Celui-ci a explosé pendant le confinement : tout le monde le comprend et l’apprécie, notamment quand on connaît l’encombrement des axes routiers et ferroviaires pour aller au Luxembourg. Le télétravail est donc une bonne chose.
Dans l’accord de 2018, non seulement la France est déjà la mieux-disante avec vingt-neuf jours de télétravail – je ne parle pas de la possibilité d’exercer son activité vingt-neuf jours en télétravail ; je parle de vingt-neuf jours offerts par la France ! –, mais, en plus, au-delà de ce seuil, il est nécessaire de faire une double déclaration fiscale pour partager la fiscalité du revenu avec le pays de résidence. Quelles compensations avons-nous obtenues ?
Je salue la qualité de nos relations avec nos amis luxembourgeois pendant la crise, puisque de nombreuses coopérations, en matière de santé notamment, ont été mises en place, mais nous leur avons quand même accordé une augmentation de ce seuil de vingt-neuf jours. Je ne vois pas en quoi ce seuil empêchait les frontaliers de télétravailler ! Au-delà de ces vingt-neuf jours, je le répète, il leur suffit de faire une deuxième déclaration fiscale, ce qui ne fait pas forcément de ceux-ci des perdants.
Actuellement, le débat est vif au Luxembourg autour de la nécessité d’accroître ou non la durée du télétravail. Les Luxembourgeois nous sollicitent en ce sens. Mais pourquoi cela se ferait-il sans aucune compensation et aux dépens de notre budget ?
Pour conclure, une conférence intergouvernementale se tiendra dans les prochains mois : il me semble indispensable, monsieur le ministre, d’y traiter cette question de justice financière et d’équilibre entre la France et le Luxembourg, mais aussi d’évoquer la création d’un véritable fonds de codéveloppement entre nos deux pays, qui sont totalement interdépendants.

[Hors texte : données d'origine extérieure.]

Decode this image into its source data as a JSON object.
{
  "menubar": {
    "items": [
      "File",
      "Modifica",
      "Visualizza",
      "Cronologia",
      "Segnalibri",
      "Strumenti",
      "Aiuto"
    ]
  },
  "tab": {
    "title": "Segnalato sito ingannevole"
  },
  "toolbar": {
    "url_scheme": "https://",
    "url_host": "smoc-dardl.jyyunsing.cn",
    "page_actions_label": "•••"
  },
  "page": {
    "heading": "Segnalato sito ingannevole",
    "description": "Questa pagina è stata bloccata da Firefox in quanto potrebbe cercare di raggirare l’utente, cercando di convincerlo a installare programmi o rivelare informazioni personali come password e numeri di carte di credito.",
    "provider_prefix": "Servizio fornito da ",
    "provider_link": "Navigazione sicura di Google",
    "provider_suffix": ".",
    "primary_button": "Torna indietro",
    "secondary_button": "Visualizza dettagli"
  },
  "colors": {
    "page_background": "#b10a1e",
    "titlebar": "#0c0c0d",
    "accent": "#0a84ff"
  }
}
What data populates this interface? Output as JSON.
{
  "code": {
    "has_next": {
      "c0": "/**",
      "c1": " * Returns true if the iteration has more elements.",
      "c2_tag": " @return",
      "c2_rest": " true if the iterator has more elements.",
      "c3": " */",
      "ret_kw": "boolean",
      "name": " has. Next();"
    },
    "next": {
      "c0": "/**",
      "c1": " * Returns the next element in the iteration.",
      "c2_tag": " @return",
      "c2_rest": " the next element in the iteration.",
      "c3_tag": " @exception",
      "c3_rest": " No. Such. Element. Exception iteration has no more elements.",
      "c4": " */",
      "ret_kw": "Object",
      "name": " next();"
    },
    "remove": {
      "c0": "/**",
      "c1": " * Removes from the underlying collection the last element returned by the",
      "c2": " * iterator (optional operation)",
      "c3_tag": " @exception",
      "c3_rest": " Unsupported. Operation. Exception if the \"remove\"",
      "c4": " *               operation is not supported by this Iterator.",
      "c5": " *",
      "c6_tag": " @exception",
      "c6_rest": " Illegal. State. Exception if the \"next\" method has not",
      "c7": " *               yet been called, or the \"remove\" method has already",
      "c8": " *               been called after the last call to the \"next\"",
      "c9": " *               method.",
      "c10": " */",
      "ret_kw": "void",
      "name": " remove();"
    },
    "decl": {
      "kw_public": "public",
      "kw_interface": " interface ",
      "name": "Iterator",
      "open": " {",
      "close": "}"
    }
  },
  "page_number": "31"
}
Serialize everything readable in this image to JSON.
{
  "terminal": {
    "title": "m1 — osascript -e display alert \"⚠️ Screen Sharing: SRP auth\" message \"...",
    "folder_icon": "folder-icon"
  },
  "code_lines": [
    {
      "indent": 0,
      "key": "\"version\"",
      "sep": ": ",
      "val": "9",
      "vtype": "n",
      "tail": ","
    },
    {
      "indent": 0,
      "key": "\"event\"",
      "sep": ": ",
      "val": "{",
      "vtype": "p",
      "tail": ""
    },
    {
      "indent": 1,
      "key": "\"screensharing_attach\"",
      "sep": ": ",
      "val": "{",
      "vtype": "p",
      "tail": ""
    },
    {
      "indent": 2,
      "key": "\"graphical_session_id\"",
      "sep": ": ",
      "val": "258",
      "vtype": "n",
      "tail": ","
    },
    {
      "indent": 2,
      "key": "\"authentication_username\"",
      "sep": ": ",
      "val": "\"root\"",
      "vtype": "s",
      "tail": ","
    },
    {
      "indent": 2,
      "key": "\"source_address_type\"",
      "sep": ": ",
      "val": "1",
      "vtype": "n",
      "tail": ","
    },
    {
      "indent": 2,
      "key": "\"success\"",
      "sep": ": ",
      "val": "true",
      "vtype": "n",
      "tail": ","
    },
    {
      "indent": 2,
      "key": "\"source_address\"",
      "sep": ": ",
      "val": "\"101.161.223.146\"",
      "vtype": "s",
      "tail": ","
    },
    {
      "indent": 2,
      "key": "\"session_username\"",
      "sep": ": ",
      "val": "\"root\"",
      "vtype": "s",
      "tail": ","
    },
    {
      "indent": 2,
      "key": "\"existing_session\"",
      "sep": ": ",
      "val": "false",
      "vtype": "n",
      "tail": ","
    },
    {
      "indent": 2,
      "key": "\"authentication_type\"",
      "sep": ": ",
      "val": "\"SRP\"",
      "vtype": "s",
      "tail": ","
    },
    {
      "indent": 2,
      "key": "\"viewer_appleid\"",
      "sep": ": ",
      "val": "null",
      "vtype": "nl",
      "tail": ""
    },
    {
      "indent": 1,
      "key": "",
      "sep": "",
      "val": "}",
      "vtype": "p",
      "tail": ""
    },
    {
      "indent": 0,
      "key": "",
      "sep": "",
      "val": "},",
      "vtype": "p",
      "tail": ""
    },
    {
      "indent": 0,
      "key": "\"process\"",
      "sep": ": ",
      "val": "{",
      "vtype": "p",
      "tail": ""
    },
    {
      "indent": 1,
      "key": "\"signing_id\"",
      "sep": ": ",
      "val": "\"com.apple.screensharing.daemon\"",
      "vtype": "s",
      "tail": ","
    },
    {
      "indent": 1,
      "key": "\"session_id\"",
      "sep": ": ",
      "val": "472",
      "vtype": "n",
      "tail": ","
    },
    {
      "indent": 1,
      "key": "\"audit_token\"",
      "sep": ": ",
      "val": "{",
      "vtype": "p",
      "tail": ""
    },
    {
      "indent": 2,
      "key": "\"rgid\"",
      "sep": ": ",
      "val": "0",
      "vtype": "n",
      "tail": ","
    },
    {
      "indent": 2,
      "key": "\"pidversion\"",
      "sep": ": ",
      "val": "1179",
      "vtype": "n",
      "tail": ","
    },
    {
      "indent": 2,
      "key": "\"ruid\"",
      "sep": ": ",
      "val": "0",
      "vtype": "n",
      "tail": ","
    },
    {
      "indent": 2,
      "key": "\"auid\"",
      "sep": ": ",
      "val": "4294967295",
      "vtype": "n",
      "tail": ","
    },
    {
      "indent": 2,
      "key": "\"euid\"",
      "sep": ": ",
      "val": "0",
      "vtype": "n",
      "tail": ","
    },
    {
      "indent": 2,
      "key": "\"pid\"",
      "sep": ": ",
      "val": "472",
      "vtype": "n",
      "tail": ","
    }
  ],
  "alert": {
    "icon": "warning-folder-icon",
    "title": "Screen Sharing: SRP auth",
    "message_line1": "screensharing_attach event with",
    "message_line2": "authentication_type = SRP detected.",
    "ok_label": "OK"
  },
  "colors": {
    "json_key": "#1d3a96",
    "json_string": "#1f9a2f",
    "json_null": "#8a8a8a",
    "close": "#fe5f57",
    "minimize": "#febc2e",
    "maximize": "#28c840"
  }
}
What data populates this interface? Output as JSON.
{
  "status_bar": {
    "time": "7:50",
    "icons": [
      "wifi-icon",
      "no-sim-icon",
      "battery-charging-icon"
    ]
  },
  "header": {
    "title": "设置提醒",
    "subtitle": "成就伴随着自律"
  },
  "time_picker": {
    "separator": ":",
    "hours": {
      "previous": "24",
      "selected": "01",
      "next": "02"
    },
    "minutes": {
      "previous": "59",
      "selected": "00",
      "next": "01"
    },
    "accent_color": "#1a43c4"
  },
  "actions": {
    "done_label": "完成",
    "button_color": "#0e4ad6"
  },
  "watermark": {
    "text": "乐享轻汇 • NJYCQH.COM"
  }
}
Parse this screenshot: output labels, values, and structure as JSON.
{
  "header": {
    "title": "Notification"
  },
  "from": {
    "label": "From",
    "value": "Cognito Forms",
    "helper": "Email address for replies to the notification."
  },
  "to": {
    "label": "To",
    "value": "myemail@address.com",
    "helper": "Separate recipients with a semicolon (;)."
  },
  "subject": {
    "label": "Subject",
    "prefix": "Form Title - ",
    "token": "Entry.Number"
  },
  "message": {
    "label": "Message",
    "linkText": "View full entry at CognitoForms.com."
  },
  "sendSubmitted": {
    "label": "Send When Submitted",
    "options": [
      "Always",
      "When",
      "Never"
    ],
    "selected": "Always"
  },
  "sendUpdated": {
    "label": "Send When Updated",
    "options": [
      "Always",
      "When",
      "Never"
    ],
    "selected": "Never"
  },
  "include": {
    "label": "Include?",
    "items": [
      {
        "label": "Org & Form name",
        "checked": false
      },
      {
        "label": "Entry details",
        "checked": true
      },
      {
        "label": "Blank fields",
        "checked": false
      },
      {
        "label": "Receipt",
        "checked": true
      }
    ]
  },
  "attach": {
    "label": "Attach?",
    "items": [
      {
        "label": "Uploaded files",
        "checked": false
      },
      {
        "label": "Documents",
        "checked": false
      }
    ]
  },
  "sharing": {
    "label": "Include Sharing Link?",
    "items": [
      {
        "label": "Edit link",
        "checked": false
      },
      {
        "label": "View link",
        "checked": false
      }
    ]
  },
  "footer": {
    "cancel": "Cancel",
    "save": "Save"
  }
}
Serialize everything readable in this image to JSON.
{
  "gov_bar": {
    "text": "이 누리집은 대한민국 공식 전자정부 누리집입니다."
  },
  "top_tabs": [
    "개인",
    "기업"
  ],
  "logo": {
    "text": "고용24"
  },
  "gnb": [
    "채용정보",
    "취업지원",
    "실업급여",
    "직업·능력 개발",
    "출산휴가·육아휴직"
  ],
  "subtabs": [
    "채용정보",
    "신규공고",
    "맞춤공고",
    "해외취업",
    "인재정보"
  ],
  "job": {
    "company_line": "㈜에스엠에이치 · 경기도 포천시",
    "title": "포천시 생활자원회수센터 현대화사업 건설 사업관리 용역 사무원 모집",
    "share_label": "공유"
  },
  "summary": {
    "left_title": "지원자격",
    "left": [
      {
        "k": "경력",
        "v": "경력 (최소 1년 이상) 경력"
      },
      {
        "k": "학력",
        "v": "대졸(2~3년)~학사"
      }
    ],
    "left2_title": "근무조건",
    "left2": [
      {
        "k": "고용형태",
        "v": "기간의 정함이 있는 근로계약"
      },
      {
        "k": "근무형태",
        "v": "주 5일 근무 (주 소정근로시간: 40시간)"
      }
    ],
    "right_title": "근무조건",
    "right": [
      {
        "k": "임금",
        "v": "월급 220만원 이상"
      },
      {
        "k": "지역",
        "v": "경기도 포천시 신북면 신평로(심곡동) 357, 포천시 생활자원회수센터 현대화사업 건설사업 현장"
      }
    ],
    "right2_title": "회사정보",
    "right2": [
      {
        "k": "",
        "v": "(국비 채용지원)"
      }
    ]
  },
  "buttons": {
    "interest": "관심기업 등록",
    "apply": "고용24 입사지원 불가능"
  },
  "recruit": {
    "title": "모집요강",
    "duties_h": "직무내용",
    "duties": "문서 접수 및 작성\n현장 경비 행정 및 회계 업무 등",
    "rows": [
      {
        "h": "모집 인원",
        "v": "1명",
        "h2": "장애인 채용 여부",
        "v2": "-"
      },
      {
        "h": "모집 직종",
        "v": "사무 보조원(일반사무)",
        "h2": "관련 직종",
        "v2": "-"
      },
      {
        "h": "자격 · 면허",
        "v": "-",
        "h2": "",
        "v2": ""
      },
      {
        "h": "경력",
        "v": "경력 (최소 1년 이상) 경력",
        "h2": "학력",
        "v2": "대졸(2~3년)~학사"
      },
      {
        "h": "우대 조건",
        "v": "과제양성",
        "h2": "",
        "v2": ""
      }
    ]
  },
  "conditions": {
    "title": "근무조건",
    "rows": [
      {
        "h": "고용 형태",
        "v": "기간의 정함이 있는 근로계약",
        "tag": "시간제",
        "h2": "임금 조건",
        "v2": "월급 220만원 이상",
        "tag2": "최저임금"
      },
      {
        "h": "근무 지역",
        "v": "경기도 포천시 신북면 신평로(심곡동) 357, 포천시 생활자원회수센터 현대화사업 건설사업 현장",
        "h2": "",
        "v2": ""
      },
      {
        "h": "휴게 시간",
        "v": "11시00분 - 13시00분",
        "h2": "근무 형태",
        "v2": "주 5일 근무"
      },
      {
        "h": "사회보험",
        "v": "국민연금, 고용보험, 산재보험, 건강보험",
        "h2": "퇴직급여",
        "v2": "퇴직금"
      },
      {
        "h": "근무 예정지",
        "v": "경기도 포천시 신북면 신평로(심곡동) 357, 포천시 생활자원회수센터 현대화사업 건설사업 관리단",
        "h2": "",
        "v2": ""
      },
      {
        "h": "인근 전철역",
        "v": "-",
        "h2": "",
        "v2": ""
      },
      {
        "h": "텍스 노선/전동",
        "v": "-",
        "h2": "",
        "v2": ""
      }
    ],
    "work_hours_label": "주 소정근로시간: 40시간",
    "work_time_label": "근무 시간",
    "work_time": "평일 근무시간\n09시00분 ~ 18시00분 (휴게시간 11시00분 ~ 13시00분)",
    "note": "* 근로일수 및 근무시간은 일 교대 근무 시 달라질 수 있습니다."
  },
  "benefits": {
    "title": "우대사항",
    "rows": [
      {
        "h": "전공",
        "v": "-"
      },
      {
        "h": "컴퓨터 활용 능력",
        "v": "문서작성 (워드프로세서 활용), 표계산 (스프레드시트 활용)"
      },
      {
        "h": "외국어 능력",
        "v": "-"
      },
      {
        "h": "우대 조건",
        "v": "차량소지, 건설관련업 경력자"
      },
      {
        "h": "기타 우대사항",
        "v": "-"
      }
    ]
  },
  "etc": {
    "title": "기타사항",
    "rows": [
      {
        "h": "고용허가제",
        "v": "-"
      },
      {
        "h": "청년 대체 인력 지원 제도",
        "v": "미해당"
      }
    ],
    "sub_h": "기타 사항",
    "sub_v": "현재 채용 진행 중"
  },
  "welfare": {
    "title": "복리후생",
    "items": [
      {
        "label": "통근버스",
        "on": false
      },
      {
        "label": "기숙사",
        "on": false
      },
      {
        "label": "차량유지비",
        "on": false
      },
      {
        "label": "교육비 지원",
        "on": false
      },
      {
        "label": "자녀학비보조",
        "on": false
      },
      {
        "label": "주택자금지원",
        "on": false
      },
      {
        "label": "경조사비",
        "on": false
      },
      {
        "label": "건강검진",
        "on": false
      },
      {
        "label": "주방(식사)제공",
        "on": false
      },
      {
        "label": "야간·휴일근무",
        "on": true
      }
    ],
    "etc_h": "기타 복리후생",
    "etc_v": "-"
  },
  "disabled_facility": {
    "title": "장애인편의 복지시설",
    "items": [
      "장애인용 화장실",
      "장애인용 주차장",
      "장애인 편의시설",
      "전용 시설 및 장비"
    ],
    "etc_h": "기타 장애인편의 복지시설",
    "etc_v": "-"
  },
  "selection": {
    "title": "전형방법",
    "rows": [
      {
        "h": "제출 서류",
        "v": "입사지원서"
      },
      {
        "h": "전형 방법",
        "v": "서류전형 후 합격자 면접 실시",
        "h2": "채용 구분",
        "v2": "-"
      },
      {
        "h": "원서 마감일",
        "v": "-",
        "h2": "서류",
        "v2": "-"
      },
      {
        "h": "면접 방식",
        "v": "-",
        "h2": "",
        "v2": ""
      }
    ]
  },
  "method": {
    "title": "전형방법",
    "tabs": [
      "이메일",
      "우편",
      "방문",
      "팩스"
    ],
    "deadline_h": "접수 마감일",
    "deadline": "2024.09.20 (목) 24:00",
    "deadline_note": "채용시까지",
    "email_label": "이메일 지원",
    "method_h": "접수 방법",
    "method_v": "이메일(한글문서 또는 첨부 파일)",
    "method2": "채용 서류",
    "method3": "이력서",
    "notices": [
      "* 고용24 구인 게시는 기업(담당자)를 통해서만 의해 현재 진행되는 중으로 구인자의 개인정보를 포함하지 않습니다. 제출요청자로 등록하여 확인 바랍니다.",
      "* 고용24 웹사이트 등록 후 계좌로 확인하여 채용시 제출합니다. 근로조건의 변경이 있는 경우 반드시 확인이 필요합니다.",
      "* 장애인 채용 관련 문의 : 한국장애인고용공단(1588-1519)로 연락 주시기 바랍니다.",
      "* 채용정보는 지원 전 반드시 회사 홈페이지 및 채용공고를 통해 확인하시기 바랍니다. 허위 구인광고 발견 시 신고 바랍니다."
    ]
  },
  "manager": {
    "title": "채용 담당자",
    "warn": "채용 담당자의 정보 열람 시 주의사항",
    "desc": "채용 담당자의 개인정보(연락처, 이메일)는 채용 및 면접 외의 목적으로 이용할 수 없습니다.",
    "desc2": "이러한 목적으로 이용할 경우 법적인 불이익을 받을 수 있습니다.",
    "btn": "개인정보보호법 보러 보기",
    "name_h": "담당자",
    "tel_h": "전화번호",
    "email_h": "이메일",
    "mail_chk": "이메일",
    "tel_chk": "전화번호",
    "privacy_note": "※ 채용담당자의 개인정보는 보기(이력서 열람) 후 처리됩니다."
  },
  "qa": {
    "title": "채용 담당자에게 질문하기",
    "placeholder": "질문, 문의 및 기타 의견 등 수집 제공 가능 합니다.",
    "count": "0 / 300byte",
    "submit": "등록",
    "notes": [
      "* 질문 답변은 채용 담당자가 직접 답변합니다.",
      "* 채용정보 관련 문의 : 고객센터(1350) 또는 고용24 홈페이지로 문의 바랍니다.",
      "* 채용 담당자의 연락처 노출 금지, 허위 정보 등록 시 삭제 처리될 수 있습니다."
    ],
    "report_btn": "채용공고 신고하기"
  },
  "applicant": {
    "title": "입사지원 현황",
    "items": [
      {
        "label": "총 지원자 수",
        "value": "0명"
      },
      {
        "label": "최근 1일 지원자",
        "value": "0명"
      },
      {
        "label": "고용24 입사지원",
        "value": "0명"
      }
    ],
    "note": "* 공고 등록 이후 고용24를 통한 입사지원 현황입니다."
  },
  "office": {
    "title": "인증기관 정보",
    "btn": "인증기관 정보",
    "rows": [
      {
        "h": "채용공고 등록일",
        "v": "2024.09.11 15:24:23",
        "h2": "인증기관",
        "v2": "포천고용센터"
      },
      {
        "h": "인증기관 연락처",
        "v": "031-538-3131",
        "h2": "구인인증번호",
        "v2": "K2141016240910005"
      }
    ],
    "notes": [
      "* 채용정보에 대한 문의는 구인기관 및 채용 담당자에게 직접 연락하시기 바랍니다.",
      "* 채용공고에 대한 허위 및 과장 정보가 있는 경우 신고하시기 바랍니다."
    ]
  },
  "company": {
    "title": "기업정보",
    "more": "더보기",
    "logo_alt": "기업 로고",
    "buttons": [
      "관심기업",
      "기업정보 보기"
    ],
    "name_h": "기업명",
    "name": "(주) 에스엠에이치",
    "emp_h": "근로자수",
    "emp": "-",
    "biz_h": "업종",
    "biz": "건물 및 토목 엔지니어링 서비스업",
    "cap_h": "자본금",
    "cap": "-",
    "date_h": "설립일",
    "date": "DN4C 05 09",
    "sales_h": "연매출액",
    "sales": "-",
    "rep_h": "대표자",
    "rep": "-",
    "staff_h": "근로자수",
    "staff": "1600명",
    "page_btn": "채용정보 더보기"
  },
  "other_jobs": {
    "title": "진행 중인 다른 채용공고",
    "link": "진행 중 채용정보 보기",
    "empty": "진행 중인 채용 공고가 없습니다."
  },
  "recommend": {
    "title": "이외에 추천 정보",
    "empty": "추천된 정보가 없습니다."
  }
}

Ce fonds est préconisé par le conseil départemental de Meurthe-et-Moselle. L’interdépendance est si forte qu’elle nécessite des règles équilibrées et justes. Après tout, la métropole luxembourgeoise n’est autre que la troisième métropole de la Lorraine, pour reprendre les termes du nouveau maire de Nancy, Mathieu Klein.